Wednesday, October 12, 2005

Motivation and Weird People

So I secretly want to publish a book. I've done the newspaper thing, the catalog thing, and the magazine thing. But more than anything, I want to hold my words between two hard covers. I want art that helps the story leap from the page. And I want to give children a gift I adored, and still do: Temporary passage to a different world where strange, funny, frightening, and brilliant things happen to people not so unlike ourselves.

All throughout my years working, I've grown accustomed to the deadline, the impetus to work carefully, if not consistently, eyeing a looming date on which my fate hangs. While some abhor deadlines, I survive by them and don't know any other way to exist. And therein is the problem--Since I have no agent, no publisher, no nada, the motivation to complete even one story and market it is exceptionally hard.

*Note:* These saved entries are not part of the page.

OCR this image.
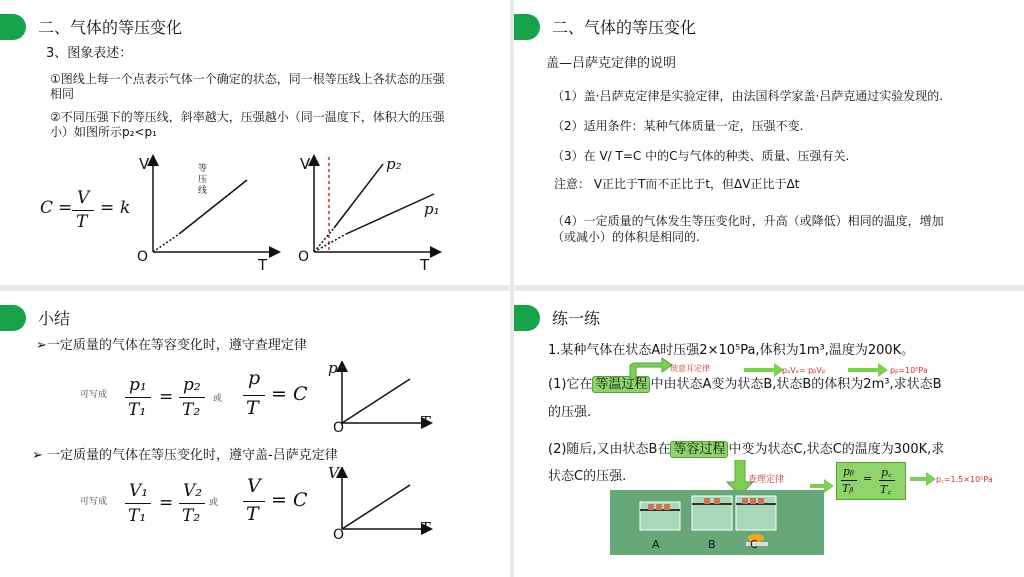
二、气体的等压变化
3、图象表述：
①图线上每一个点表示气体一个确定的状态，同一根等压线上各状态的压强
相同
②不同压强下的等压线，斜率越大，压强越小（同一温度下，体积大的压强
小）如图所示p₂<p₁
C = V
T
= k
V
T
O
等压线
V
T
O
p₂
p₁
二、气体的等压变化
盖—吕萨克定律的说明
（1）盖·吕萨克定律是实验定律，由法国科学家盖·吕萨克通过实验发现的.
（2）适用条件：某种气体质量一定，压强不变.
（3）在 V/ T=C 中的C与气体的种类、质量、压强有关.
注意： V正比于T而不正比于t，但ΔV正比于Δt
（4）一定质量的气体发生等压变化时，升高（或降低）相同的温度，增加
（或减小）的体积是相同的.
小结
➢一定质量的气体在等容变化时，遵守查理定律
可写成 p₁
T₁
=
p₂
T₂
或
p
T
= C
p
T
O
➢ 一定质量的气体在等压变化时，遵守盖-吕萨克定律
可写成
V₁
T₁
=
V₂
T₂
或
V
T
= C
V
T
O
练一练
1.某种气体在状态A时压强2×10⁵Pa,体积为1m³,温度为200K。
(1)它在 等温过程 中由状态A变为状态B,状态B的体积为2m³,求状态B
的压强.
(2)随后,又由状态B在 等容过程 中变为状态C,状态C的温度为300K,求
状态C的压强.
玻意耳定律	pₐVₐ= pᵦVᵦ	pᵦ=10⁵Pa
查理定律
pᵦ
Tᵦ
= p꜀
T꜀
p꜀=1.5×10⁵Pa
A	B	C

Because I should really go see The Best Friend and her new babe. Or the house is a pit and needs cleaning. Or the dogs need to go for a walk. Or I must lose myself in the Internet/TV/book. There are too many seductive lures and not enough self discipline.

This is why I went about investigating a local group of writers affiliated with a larger, national society of authors. It's a well-respected group, one that several agents have mentioned in articles I've found on the web. So after an e-mail or two with the group's Secretary, she suggested we meet for lunch, provide online support, be writing buddies. It all seemed a little creepily over-eager to me. But I need help to achieve this goal. So I went.

And it was weird. She was nice enough, but so frantically spastic I had trouble following the conversation, let alone the genres she wanted to write about. Children stories. Illustrations. Devotions. And then there was the bizarre offer to start an editing service with her. (WTF?!?) And, as she mentioned, since she's a housewife, she has considerable more time to work than I do (plus a whole lot less burnout from writing and editing for a 9-to-5 gig).

So I'm no further than I was earlier today. I figure I'll go through the motions of keeping an online critique going with her, but it wasn't quite the motivating, inspirational exchange I would have hoped. In fact, in many ways it was just strange. For instance, I discovered her daughter's husband makes far too much money. Okay, that's a cumbersome problem! And this journal that she's showing me? The one I have in my hands between bites of food? Yes, she salvaged that from the trash.

Sigh. Why can't I find someone normal to whip me into writing shape?!